Weil er gerne Arzt und Wissenschaftler bleiben möchte, ist er froh, dass das BIH einen Geschäftsführer für sein zukünftiges Start Up gefunden hat. Zudem erhielt er neben einer Anschubfinanzierung ein umfassendes Coaching und Mentoring. Beim ersten „BIH Digital Health Accelerator Demo Day“ vor einem Jahr konnte er dann einen Investor von seinem ersten Prototypen überzeugen.
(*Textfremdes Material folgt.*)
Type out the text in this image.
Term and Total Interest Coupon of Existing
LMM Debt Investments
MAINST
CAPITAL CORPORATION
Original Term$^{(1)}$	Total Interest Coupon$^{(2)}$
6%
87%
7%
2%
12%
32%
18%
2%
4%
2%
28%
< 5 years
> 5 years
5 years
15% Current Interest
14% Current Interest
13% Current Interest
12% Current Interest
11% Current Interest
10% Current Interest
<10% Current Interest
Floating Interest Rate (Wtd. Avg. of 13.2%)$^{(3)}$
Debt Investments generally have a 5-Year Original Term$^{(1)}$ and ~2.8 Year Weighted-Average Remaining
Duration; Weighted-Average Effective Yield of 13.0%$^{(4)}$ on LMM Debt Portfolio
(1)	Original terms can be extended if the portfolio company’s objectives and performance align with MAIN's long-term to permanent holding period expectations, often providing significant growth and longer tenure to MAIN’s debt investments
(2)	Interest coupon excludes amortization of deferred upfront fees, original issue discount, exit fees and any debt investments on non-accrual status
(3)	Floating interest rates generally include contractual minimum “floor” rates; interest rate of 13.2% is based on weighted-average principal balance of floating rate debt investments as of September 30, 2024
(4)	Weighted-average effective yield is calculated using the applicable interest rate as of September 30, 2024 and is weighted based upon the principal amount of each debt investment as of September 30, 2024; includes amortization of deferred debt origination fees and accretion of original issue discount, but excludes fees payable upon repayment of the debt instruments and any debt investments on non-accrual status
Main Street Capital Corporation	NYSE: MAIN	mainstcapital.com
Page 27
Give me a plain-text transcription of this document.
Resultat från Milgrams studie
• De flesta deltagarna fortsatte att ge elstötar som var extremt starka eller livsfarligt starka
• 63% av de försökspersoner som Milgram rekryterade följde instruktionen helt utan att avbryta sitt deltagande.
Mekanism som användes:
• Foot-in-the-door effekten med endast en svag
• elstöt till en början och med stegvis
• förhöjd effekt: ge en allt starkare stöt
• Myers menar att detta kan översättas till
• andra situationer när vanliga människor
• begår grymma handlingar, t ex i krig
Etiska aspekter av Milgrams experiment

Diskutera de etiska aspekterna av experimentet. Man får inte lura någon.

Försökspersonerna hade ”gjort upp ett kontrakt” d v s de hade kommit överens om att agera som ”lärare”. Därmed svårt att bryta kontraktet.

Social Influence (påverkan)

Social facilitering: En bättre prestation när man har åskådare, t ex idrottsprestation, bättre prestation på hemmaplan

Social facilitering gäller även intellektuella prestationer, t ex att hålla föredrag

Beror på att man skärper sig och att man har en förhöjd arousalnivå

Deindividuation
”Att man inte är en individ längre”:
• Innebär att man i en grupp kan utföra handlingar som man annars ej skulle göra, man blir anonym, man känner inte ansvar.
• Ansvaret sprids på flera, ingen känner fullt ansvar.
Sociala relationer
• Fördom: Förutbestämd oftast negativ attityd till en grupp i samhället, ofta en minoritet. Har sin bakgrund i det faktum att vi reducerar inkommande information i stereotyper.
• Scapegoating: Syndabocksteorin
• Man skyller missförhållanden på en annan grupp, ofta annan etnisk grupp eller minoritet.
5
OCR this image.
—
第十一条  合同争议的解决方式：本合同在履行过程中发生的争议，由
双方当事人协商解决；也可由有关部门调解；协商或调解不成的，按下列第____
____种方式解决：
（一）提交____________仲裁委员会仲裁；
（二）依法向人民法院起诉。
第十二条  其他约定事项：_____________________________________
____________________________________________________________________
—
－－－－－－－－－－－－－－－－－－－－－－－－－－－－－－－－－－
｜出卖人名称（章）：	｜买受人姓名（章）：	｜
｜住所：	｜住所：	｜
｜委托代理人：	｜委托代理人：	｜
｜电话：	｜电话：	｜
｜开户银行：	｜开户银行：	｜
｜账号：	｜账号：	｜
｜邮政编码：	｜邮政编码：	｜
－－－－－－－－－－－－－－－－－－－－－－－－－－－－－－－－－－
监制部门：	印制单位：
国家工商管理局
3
Ein besseres Aushängeschild für das beschleunigende Translationsprogramm kann es wohl nicht geben.
Netzwerk der Entrepreneure
Der BIH Digital Health Accelerator will Leute wie Meyer zu Entrepreneuren machen oder mit solchen zusammenbringen, damit aus pfiffigen Ideen Produkte mit Mehrwert werden. „Das Pilotprogramm Digital Health Accelerator des BIH konzentriert sich auf die Überführung von technologischen Konzepten in Prototypen, die einen echten Patientennutzen zeigen und ein interessantes Geschäftsmodell aufweisen“, erläuterte Klaus Nitschke, Leiter des BIH Digital Health Accelerator. „Dabei stehen wir laufend mit Ärzten, Patienten sowie Partnern aus Forschung und Wirtschaft im Austausch“. Ziel sei es, ein Netzwerk für Entrepreneure zu gründen weit über die Stadtgrenzen Berlins hinaus.
Am Dienstag ging das Programm in eine weitere Runde. Sechs Teams von jungen Forschern und Medizinern präsentierten beim zweiten „BIH Digital Health Accelerator Demo Day“ ihre digitalen Innovationen für die Medizin der Zukunft. Die Hoffnung ist groß, dass Investoren anbeißen und die vorgestellten Prototypen zur Marktreife bringen. Oder anders ausgedrückt: dass alles so gut läuft wie bei Alexander Meyer.